Former England batsman Geoffrey Boycott felt there was a difference in quality between the two first-choice spinners, with Australia’s Nathan Lyon better than Moeen Ali of England:
“It’s not a contest. My mum could play Moeen,” he said.
“We play a batsman who can bowl a bit. He’s done quite well for us, Moeen Ali, but he’s not a quality spinner. He’s nothing like a quality spinner. They need to get better players and they haven’t got better players in English cricket. English cricket has a paucity of quality.”
Ex-bowler Darren Gough called for England’s selectors to be given more time to work on their job of identifying the most suitable talent for future tours: “The selectors have had a mare from start to finish,” he said.
“They’ve got other jobs and they need to have no other jobs in cricket. They should be paid properly and do a proper job.
“At moments like this in the dressing room someone needs to lighten the mood or someone needs to say it like it is. I don’t think they’ve got that person.
“They’ve got some senior players but not senior players who would stand up and say something. The only one with a bit of gob is Anderson throughout the whole team. We’ve been absolutely battered.”
The 2005 Ashes-winning captain, Michael Vaughan, felt the absence of Ben Stokes, who was suspended from England cricket after an incident outside a Bristol nightclub in September, left the visitors too weak to compete:
“As soon as Ben Stokes did what he did, it was very clear to me he was going to struggle to be in Australia,” said Vaughan.

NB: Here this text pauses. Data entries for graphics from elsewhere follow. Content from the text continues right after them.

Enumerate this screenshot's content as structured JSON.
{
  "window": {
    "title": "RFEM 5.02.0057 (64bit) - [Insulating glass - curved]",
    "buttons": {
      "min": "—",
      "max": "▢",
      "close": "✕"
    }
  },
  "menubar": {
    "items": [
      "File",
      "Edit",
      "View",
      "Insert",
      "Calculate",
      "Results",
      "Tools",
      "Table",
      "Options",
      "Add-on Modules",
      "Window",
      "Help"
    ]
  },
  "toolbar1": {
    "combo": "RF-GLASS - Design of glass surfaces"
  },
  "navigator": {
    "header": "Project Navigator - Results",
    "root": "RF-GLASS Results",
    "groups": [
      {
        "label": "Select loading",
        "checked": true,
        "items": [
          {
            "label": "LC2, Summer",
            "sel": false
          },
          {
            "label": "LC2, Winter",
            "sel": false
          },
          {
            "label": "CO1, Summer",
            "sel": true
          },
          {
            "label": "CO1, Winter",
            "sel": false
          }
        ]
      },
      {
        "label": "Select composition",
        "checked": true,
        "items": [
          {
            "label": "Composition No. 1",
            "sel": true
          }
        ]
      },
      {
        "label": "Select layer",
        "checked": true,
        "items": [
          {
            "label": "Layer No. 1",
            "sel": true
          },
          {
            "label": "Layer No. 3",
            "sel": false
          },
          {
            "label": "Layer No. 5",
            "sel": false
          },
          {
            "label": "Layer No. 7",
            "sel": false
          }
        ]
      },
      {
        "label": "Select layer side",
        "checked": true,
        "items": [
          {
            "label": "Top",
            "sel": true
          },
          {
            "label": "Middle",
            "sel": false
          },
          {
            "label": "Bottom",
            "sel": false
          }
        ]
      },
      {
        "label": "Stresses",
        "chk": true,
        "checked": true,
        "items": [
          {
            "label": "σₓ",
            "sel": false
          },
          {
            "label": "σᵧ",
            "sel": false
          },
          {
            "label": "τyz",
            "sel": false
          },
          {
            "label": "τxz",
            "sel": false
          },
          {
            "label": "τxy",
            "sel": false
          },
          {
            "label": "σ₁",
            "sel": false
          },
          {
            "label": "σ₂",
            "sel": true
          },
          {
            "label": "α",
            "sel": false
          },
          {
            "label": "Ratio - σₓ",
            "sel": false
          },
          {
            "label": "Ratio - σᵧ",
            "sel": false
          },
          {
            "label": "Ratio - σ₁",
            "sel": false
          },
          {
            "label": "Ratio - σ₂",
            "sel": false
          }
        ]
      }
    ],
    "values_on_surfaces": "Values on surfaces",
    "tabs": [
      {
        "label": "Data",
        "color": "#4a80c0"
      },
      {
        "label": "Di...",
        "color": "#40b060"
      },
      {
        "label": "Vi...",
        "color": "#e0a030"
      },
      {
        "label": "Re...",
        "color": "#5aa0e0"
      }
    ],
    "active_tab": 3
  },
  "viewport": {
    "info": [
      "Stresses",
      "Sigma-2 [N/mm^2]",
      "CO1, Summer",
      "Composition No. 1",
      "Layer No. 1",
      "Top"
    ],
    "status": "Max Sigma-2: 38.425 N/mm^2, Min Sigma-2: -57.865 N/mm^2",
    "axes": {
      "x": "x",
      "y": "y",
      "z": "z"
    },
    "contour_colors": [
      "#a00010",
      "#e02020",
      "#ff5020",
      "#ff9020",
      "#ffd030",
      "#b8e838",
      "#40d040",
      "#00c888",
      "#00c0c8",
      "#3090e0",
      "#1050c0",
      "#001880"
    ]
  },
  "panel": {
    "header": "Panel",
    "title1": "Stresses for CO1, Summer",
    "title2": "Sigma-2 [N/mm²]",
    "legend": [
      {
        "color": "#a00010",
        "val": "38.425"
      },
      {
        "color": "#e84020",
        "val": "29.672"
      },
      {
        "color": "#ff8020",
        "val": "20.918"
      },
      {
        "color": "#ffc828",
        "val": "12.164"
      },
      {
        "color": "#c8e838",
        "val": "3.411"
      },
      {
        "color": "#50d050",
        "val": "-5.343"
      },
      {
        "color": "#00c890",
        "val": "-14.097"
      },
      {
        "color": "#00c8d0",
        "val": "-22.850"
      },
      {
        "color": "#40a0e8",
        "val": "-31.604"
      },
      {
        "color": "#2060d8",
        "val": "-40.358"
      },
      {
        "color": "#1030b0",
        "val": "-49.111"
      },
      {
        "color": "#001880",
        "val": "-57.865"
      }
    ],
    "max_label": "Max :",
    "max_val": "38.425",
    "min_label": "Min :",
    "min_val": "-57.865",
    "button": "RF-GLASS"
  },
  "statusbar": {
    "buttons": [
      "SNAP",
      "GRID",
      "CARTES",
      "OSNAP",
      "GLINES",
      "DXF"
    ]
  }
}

“I said it straight away that I didn’t think England would have any chance without Ben Stokes. I would hope that Ben Stokes was watching and I would hope that he’s hurting more than the team in the dressing room.”
Steve Harmison, a former England fast bowler, believes the current bowling line-up is collectively not quick enough to take the desired wickets:
“When you look in the cold light of day the problems are obvious,” he said.
“There’s no mystery about them. The bowlers haven’t been quick enough or affected the game for consistent periods and the concentration of the batting hasn’t been up to standard.
“We’ve been beaten by a decent side, I wouldn’t say a world beating side by any stretch. I would like to see their batting unit face their bowling unit under pressure.”
Graeme Swann, who retired with an elbow injury during the 2013/14 Ashes having won two previous series against Australia, blamed the experienced England players for not standing up and being counted. “The senior guys who you expect to stand up and outshine the rookies have done the exact opposite,” he said.
“Joe Root and Alastair Cook have done next to nothing. The shining lights have been Rocky (Mark) Stoneman and Dawid Malan.
“We go back to England and we trounce everyone at home because we are used to the ball and used to the conditions.
“Cracks get papered over when we are in England. All teams are like this — great at home and rubbish away.”